In the news today, I read this article about Sheng Thao who was recently elected mayor of Oakland, California. Sheng is the daughter of Hmong refugees from Laos.
The article reminded me of the time I visited the hill tribes of Laos in 2016. I wasn’t aware then, of the Hmong history in Laos but I had sensed disdain by our local guide towards them. The New York Times article shed some light on that.
Laos has over 160 ethnic groups in the country but the majority of the population belongs to the Lao group. The Lao people traditionally lived in the low lands along the Mekong delta, while many of the other ethnic minorities lived in the hill country.
The Hmong are an ethnic group that has faced a history fraught with conflict, persecution, and betrayal. (During the Vietnam war …) they were recruited as part of the ‘Secret War’ by France and the United States to fight against the communist Pathet Lao army and forces from North and South Vietnam.
After the 1975 communist victory, thousands of Hmong political refugees were rendered homeless, fleeing Laos and mostly ending up in America, France, and a few other countries around the world. Today, there is still tension between the government of Laos and the Hmong population.–Ethnic Groups of Laos. People from Laos are not all Lao People.
In current day Laos, Hmongs are about nine percent of the Laos population. They live in isolated mountain villages and seem to keep mostly to themselves. As an under-represented group in their home country, it must be gratifying for older Hmongs to see the political ascent of their children in America. Such is the dream of every immigrant, to have a better life for themselves and their family.
After reading this article, I looked up an old post about the Hmong in Laos. Here it is.
Hill Tribe People of Laos
Although northern Laos is mostly mountain side and green, the villages are stripped bare to the ground. Footpaths and passage-ways are packed earth and mineral rich dust paints everything a dull red brown. Flashes of colour from costume and clothing worn by the local children are a visual relief. The elaborate clothing are not everyday wear and I get the impression that this child was hurriedly dressed, just in time for our visit.
Most of the houses in the hill villages are made of weathered wooden planks or woven bamboo walls. On the way to Phonsavon we visited a Khmu village which had one house freshly painted in vivid purple and brilliant blue. This young fellow was minding his siblings but he obligingly posed for me.
Our guide Vong, said that school is mandatory and as we drove through the lower regions of Vientiane and Luang Prabang, we certainly saw a lot of schools and teacher colleges.

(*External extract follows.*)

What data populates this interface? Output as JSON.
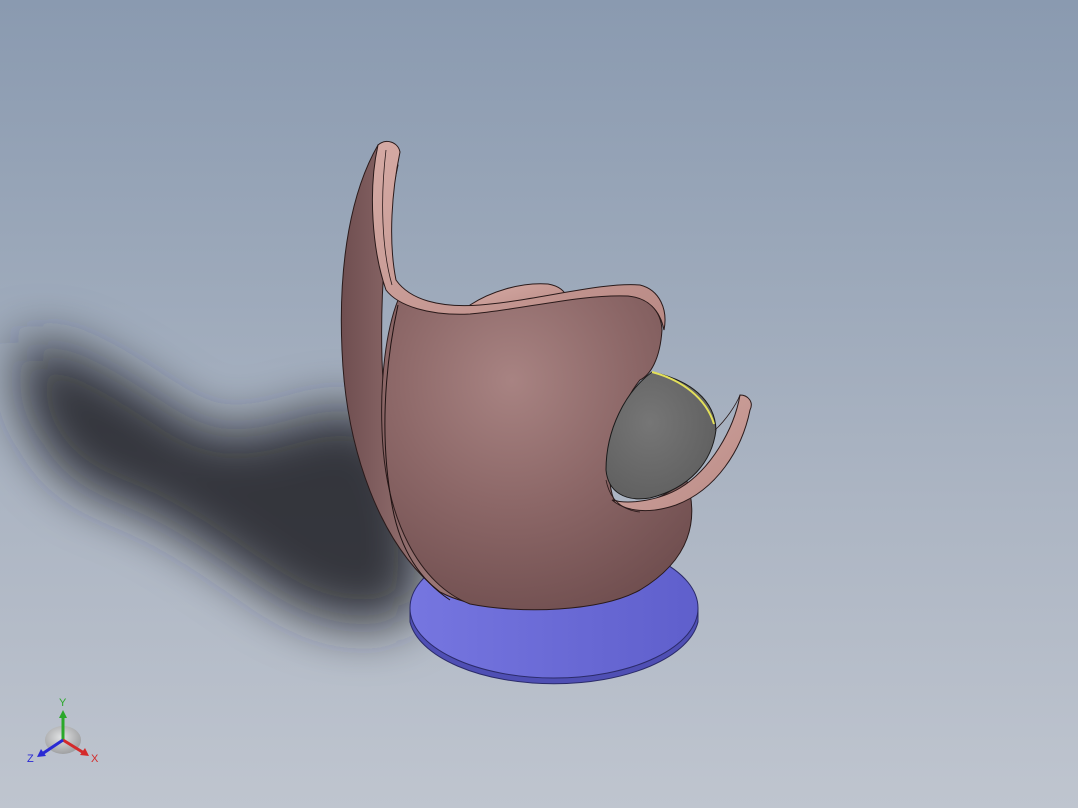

In the remote hill areas though, I suspect that the schools are not as readily accessible. All too often, we saw young kids taking care of younger kids while their parents worked in the fields. This little girl looks barely eight years old. She carries her baby brother on her back and wears an expression far too old for her age.
Kids grow up earlier here. According to Vong, the Hmong kids grow-up even earlier. We stopped at a Hmong village which stalls of hand-embroidered textiles for sale. Girls dressed in traditional costume posed for pictures and encouraged us to buy. According to our guide, this young girl who looks about thirteen, would be married next year. Thereafter Vong said, she’d have babies of her own to look after.
Despite this photo collection, Laos is not inhabited entirely by children. Although, with a median age of 19 years, Laos does have the youngest population in all of South East Asia. Less than 4% of the population is over 65. This has more to do with Laos history than its average life expectancy of 62 years.
But to prove my point, here is my final and favorite shot.
An elf of an old man was sitting in a huge chair staring at the farang (foreigners) passing by. When I clacked the wooden cow bells at his stall, he hurried over to show his collection of traditional Lao medicine. Bottles of snake and scorpions pickled in whisky. I demurred on purchasing but with his permission, captured this photo.